Rivas argues that his association members operate under a code: They report their earnings and pay taxes, carry health licenses and undergo inspections.
Many of los neuvos -- the newcomers -- do none of that, he said. They don't comply with health regulations, don't pay taxes, come and go as they please. And because they incur none of the costs that health department-certified, tax-paying operations do, he said, they can offer food at lower prices.
An $8 plate of chorizo, carne and chicken -- the going rate before the newcomers started undercutting them -- gave vendors a 30 percent profit. Now, the competition has forced them to drop their prices to $5 or $6 a plate. Rising costs for fuel and meat have shrunk profits to 10 percent or less, Rivas said. Eleven of the longtime pupusa vendadores have left the business and have been replaced by newcomers in the past year, he said.
"They are operating completely without regulation and feeding the perception that the pupusa trucks are creating all kinds of social disorder," Rivas said. "Then there are those who cook inside their apartments and bring the food outside and sell it from tables. . . . It is not an equal situation."

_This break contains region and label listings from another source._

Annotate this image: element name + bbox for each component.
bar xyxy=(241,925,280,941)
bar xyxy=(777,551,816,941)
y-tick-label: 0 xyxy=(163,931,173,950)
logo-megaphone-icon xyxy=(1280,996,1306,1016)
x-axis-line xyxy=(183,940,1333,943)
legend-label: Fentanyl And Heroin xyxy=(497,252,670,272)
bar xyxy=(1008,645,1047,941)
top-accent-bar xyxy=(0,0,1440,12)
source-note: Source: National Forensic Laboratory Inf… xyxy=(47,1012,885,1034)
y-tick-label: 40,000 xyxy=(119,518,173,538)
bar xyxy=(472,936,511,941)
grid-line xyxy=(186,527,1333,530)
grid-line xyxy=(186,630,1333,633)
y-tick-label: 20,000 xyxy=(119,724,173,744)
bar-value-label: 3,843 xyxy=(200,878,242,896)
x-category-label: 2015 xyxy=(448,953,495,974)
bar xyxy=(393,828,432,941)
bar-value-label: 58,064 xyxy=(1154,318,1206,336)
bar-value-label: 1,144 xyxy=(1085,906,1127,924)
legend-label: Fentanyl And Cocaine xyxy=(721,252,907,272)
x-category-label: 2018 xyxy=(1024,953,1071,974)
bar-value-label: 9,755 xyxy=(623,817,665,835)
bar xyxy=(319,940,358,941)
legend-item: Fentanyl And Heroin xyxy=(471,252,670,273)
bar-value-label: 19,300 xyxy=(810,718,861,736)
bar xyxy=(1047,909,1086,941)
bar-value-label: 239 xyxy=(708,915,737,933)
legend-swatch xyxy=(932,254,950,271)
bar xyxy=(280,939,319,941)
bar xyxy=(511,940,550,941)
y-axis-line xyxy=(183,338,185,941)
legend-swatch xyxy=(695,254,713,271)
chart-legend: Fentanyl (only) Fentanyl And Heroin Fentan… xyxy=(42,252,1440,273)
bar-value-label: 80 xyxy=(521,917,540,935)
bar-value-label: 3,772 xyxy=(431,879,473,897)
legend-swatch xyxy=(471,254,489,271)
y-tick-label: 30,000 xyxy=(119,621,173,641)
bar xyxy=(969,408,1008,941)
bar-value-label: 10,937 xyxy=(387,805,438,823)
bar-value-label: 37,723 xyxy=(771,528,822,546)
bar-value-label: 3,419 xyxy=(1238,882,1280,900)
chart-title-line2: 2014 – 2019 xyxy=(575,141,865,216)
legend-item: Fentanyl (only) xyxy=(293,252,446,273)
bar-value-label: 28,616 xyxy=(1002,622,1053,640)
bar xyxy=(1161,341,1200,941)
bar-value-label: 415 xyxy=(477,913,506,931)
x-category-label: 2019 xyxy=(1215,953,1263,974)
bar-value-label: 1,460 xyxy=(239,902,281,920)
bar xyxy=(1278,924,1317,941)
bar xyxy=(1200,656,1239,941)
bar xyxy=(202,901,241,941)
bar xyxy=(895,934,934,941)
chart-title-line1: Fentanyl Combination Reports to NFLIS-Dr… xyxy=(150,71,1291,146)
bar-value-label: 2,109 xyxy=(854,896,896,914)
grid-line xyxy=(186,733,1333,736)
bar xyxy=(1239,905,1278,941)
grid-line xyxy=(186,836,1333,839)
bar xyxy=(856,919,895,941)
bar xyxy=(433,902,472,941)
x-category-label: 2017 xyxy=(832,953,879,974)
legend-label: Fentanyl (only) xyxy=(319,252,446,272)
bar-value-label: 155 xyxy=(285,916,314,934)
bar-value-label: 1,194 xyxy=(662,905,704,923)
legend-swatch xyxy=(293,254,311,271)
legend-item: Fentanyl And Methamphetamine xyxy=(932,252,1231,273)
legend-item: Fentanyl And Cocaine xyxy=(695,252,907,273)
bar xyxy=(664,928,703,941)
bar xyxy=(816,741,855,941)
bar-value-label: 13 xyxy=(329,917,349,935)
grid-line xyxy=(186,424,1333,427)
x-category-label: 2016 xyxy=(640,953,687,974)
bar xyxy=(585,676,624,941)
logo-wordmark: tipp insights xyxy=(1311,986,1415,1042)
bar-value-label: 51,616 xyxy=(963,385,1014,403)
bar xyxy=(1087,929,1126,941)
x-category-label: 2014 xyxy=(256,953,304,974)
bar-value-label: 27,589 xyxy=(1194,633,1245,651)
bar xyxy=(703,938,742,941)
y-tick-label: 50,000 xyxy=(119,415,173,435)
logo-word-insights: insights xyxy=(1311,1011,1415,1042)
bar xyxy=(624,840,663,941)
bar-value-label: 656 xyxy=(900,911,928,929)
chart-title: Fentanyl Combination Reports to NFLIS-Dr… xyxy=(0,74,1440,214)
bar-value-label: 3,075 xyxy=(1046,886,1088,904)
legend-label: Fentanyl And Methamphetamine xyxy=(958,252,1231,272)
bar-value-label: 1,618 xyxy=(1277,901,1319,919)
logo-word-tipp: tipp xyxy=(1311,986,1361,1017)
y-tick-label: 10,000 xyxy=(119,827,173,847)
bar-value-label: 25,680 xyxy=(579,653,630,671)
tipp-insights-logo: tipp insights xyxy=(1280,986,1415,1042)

When the marketplace is flooded with competition, studies have shown, the climb up the economic ladder slows. It is perhaps steeper than it was when Escobar and her husband began their first pupusa business.
But county officials say they are making no distinctions between vendadores who say they are trying to comply with existing laws and those who seem to flout them all.
Escobar bit her tongue recently when one of the county workers making the rounds on an "education campaign" insisted her truck was parked illegally.
She thought she was complying with existing regulations. The loss of income from the two vending trucks she owns will hurt, making it harder to launch other enterprises. Within the next several weeks, for instance, she and her husband expect to open two more storefront money exchanges in Riverdale Park and Takoma Park.
Down University Boulevard, which is lined by a cacophony of shopping strips, Lambastida is unmoved. He came to the United States legally when he was 13 and worked hard to buy a franchise with his family.
"I'm Spanish and I'm sympathetic, because you know these guys are just trying to make it," he said of the vendadores. "In this country, you have a lot of opportunities to move up in the world. But you got to do it the right way. They're not doing it the right way."